Check him out on www.seasicksteve.com

You can also download some free music from his site and if you don't want to, then check out below which is also on the site:-

What you really have here is Seasick Steve himself; a real American, trainhopping, jailbirding, cowboying, carnival working, migrant farm picking, occassional tramping, near-fatal heart attack surviving old hobo. The real deal. Steve was invited to leave his home before his 14th birthday. (nuff said!) Having spent many hours listening to stories from the hobos, tramps, and bums who would come by his childhood home asking for work or just a handout; he reckoned he was ready for a life on the rails. So making up a “bindle” (sleeping roll and some clothes, etc.) and not forgetting his guitar, he headed off into the sunset. Sound romantic? For the most part it was not! Sleeping ruff. Going hungry. Working for handouts. Eating at the missions. Riding the rails. Playing on street corners, for your small change and MANY a free stay in the county jails of America…and this is the “G” rated version!!! But then there was those moments...stories told and heard in the “jungle camps”; scraps of old songs picked up. Food for song? You bet! Seasick Steve’s music is so out of it and old fashioned that it somehow arrives at modern. His audiences have been mainly younger people who are into the Fat Possum sounds of R.L. Burnside or bands like the White Strips. While doing shows with R.L. Burnside, Steve saw how young audiences went crazy for what he was doing. After playing the kids would come and ask, “what kind of music is this?” Steve replied, “well it’s kinda low down blues and such.” Their response was, “we hate blues… but man we love what you do!” This is what got Seasick Steve out again and doing what he does best – being the pied piper of the low down hobo blues. (And wait till you see and hear the 3-string trance guitar!!!!)
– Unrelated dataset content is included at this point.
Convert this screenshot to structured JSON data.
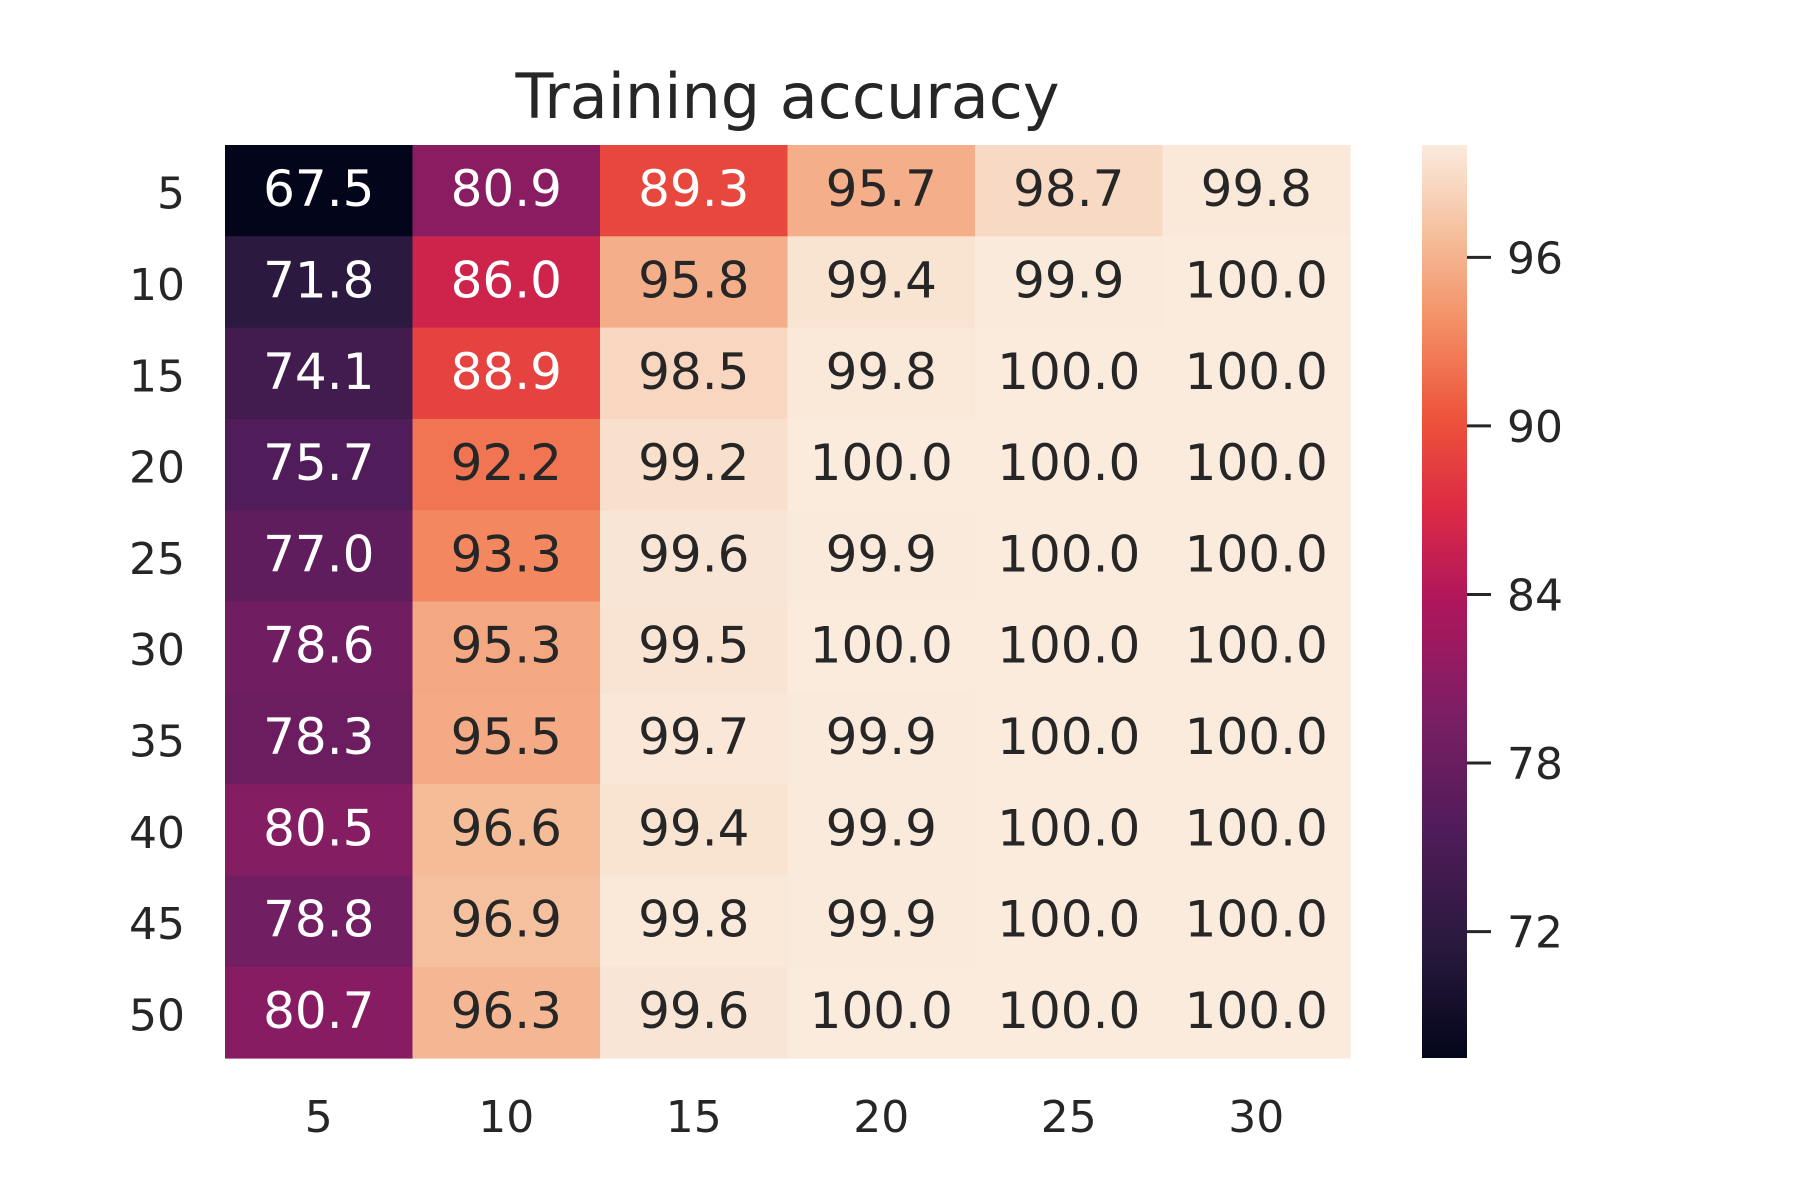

Charlie Gillett, legendary BBC radio DJ and author of what has become the bible on black music in america, Sound of the City, says Seasick Steve has brought him back to the blues and is the “first blues artist in 20 years to really move him.”
Seasick has been a guest on Charlie’s BBC show an amazing 5 times!
He has also been championed by another legend at the BBC, Andy Kershaw and has played live on his show also.